There are several available paths to euro collapse. Banks were on the way out last fall, and the ECB stopped that with the LTRO (one trillion euros in loans to banks). Another would be the inability of Spain and Italy to roll over their sovereign debt, hopelessly excessive relative to their GDPs. Those markets closed this spring, temporarily propped open by their domestic banks and legerdemain.
OMT mightily proposes to buy unlimited amounts of sovereign debt with invented money. However, the ECB will execute the OMT buys if and only if miscreant nations agree to the Greece treatment, surrendering control of their budgets to more austerity and ensuring deeper depression. And oh-by-the-way, for every euro we create to buy these bad bonds, we will sell another euro-worth of a different IOU in our vault, leaving the net cash injection into the European economy at zero.

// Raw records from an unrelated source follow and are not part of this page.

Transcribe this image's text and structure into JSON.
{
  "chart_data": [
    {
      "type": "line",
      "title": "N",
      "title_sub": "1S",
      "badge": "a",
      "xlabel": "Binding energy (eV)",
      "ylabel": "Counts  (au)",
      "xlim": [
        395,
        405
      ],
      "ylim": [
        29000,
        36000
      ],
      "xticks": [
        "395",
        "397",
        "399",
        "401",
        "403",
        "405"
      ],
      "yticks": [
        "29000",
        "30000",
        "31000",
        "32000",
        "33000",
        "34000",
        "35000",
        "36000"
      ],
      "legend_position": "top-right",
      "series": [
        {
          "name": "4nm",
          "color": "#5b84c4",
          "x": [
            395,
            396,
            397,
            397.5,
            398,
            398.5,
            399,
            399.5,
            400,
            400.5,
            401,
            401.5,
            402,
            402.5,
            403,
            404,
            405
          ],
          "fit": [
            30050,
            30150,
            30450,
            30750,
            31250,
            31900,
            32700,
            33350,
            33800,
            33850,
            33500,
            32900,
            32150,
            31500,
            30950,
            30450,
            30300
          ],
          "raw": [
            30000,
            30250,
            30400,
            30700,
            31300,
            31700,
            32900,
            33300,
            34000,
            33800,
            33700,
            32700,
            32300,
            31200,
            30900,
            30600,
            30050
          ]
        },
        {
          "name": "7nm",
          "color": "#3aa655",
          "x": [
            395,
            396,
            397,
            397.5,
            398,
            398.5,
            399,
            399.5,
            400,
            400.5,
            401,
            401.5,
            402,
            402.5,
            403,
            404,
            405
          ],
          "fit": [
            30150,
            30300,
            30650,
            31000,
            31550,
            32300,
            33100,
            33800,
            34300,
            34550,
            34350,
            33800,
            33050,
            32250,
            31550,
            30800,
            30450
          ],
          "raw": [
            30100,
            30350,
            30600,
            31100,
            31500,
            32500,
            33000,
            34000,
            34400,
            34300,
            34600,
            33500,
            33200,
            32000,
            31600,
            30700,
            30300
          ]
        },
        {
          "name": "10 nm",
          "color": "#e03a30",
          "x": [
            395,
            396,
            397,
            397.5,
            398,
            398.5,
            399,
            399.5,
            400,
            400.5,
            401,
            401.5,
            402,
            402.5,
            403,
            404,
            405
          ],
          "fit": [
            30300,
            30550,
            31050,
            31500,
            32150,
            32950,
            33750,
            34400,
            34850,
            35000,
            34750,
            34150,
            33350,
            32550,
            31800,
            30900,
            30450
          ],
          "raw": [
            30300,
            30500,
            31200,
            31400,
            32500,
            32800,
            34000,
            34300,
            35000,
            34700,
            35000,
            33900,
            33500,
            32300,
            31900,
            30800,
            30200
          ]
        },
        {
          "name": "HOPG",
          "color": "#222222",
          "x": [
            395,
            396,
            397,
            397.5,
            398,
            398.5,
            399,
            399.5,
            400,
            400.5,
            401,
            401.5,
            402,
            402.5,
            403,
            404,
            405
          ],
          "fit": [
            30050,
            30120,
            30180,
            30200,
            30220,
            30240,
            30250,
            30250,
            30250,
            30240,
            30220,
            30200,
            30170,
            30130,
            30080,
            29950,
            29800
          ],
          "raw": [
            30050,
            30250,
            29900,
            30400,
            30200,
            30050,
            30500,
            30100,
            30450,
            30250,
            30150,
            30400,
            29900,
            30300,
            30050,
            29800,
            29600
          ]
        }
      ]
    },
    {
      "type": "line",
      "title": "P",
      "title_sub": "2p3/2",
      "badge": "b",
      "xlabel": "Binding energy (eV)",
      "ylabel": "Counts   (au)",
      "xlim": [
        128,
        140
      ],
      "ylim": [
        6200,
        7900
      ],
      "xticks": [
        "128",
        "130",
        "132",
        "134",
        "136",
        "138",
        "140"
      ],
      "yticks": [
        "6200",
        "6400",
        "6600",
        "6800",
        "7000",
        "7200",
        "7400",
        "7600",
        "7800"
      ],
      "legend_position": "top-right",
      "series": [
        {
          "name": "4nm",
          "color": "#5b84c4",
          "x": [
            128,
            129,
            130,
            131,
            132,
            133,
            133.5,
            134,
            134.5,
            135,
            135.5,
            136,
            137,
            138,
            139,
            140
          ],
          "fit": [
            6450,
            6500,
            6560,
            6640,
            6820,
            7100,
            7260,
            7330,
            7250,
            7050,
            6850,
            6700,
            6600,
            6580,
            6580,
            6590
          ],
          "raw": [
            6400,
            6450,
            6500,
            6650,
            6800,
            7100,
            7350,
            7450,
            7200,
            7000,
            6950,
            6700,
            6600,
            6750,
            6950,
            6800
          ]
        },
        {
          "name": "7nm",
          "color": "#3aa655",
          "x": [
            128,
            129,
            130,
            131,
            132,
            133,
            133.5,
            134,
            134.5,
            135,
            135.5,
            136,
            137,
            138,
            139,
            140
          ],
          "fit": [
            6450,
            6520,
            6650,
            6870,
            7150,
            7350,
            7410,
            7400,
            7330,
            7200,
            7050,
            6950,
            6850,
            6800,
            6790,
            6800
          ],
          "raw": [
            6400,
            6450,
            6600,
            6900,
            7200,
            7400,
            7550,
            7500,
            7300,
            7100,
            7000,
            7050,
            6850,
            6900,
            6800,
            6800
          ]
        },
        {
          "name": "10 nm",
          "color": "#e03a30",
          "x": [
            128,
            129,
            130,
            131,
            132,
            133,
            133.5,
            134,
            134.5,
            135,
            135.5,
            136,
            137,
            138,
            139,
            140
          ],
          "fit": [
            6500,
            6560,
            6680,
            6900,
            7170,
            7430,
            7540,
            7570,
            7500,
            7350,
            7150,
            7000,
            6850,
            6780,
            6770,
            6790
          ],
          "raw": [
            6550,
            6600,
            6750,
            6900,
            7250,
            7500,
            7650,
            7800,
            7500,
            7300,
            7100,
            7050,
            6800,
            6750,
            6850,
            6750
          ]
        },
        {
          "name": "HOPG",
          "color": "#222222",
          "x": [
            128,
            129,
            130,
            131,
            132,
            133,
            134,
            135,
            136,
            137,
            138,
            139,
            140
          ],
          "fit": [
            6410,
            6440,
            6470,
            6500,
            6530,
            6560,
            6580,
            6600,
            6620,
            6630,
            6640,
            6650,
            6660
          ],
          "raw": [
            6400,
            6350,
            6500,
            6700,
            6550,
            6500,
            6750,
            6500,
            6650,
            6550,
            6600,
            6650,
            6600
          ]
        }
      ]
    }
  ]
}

This process is called a “sterilized” trade, unlike QE here in which the Fed tries to force-feed cash into an already-sloshed goose, but at least is trying. One extreme measure the ECB might adopt: un-sterilized OMT buys, which would crater the value of the euro and give weak economies a fighting chance via exports. Unfortunately that approach would create inflation in Germany and destabilize European trading partners.
If Spain or Italy does grovel to the ECB, or does the honorable thing, accepting the ECB’s terms while lying about compliance, only one benefit to their economies will result. Each percentage point knocked off their borrowing costs will be roughly one point of GDP less in spending cuts that will be forced by the ECB Gestapo. Big deal. Their economies cannot survive the cuts underway now. Not while bolted to the euro.
My cynicism may be too deep, as always, but OMT has done nothing but protect Draghi from post mortem accusations of hand-sitting, and the political structures in Spain and Italy (and soon, France) are under the same pressure as before.
Bill Clinton’s Law, dating to 1993, seems more elusive today than ever, even to the old rogue himself. “It’s the economy, stupid!” Grow the damned pie, or else.